When team losses start to add up or a good run ends with a heartbreaking loss in postseason play, the potential scapegoats can’t outrun the slings and arrows flying their way—especially when they have no idea that they themselves are the target.
These targets are called coaches, and they are an easy mark. They stand tall in front of or behind the bench or perch on it nervously during high-pressure moments in ballgames. These leaders, though, in charge of making the team run like a well-oiled machine, find themselves as abandoned as a business without a cashless payment system when things get tough.
But the thing not many organizations, fans, or even the players themselves want to be honest about might be the very reason why the organization is licking its wounds after the season: the team simply wasn’t good enough.
Perhaps the players didn’t get things done.
Maybe the coaching wasn’t detailed enough.
It could be traced back to the front office, which didn’t fill out the roster with the best depth pieces available when injuries hit.
Team owners could also be at fault for setting budgets that didn’t allow the general managers to raise the talent level.
Or it could even be that the team wasn’t fortunate in a big situation.
Sometimes, though, teams just lose. Someone has to. But that doesn’t seem to be an important factor in the postseason moments of deep self-reflection and evaluation. The blame has to get pinned on someone—in fact, right on the forehead. The concept that the opponent just played better is foreign. And that attitude has compelled front offices and ownerships across the sports landscape to make rash decisions on the most vulnerable targets—coaches—and force fake-hustle types of changes.
Some such moves show the public that management is not sitting idly by. But in reality, the actions have minimal impact on improving the team.
The latest move that had the sports world’s jaws dropping one after another was the New York Knicks’ decision to say goodbye to five-year coach Tom Thibodeau after a city-energizing playoff run that ended six games into the Eastern Conference finals. The move even left one of Thibodeau’s peers in disbelief.
“When I first saw it, it came over one of the [social media platforms] ... I thought it was one of those fake AI things,” Indiana Pacers coach Rick Carlisle said on media day ahead of the National Basketball Association Finals opener.

“I get asked frequently about these things, and I always say, ‘Shocked.’ And then sometimes you get numb and you’re not shocked,” Carlisle initially said when asked about Thibodeau being let go.
“The Knicks have such a unique situation with so much attention and such a large fan base and such a worldwide following. It’s one of the most difficult jobs to take.”

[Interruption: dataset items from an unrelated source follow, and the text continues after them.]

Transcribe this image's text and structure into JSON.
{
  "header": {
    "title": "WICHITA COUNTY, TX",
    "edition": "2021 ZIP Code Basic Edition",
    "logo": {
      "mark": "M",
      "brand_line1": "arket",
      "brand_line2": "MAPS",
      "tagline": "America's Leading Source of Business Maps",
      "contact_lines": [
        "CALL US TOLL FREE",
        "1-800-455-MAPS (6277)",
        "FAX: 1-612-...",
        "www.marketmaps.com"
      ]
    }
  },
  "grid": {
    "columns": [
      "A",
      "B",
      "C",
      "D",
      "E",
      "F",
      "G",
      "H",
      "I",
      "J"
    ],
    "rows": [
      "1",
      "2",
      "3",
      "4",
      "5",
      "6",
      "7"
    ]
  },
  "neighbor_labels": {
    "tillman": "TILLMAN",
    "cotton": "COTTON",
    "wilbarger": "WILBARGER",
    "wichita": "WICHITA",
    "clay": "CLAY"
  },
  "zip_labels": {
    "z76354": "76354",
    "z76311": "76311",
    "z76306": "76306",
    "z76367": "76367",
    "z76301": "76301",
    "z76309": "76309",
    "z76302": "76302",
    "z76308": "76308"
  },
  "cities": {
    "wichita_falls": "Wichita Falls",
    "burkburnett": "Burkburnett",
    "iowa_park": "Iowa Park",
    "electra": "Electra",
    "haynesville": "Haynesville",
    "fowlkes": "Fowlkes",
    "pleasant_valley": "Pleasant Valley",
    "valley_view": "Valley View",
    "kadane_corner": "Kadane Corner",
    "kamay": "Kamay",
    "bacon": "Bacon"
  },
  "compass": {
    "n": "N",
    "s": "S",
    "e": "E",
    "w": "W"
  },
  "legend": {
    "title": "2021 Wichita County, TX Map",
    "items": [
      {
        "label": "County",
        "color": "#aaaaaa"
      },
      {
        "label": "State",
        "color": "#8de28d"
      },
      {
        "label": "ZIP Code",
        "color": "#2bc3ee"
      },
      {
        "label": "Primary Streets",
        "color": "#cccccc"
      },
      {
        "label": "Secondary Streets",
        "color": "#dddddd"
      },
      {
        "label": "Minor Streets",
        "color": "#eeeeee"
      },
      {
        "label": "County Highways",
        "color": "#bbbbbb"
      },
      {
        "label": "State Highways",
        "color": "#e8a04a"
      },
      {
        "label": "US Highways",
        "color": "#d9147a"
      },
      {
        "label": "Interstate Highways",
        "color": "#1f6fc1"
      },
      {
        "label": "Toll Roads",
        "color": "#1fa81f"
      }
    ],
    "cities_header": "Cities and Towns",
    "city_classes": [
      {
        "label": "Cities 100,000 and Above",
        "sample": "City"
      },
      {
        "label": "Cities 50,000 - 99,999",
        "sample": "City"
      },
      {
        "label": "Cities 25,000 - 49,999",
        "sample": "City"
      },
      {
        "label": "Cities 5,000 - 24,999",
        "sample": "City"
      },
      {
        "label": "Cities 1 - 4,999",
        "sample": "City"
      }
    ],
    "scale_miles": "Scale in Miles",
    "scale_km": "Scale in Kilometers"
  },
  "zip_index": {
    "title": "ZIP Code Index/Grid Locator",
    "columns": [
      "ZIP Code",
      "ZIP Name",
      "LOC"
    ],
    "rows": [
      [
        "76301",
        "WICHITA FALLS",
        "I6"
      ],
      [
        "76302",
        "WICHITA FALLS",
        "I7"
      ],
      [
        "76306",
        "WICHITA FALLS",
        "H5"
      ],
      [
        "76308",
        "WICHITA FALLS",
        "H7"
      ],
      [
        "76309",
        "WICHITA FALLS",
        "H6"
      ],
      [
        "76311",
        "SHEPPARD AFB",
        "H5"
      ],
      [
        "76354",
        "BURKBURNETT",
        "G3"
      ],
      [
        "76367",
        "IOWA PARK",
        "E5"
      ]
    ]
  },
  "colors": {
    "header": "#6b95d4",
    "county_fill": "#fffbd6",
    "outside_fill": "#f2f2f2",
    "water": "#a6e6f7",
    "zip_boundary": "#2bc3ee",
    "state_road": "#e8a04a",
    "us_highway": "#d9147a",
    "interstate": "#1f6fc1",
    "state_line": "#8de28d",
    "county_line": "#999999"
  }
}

He guided the Knicks beyond the first round of the playoffs over the past three seasons to finish off his stint in New York, which doesn’t seem to have a real succession plan in place.
Malone pushed the team over the top to its first NBA title in 2023 and had amassed a 471–327 record.
Because this is the backdrop across present-day sports, there are two other coaches the public shouldn’t be surprised to see take a tumble after the upcoming season.
J.J. Redick should be on scapegoat watch. He’ll be entering his second season as the lead man on the bench for the Los Angeles Lakers, who have superstars LeBron James and Luka Doncic. The club hasn’t allowed many coaches to get comfortable in recent decades, and expectations for Redick are above the Southern California smog layer.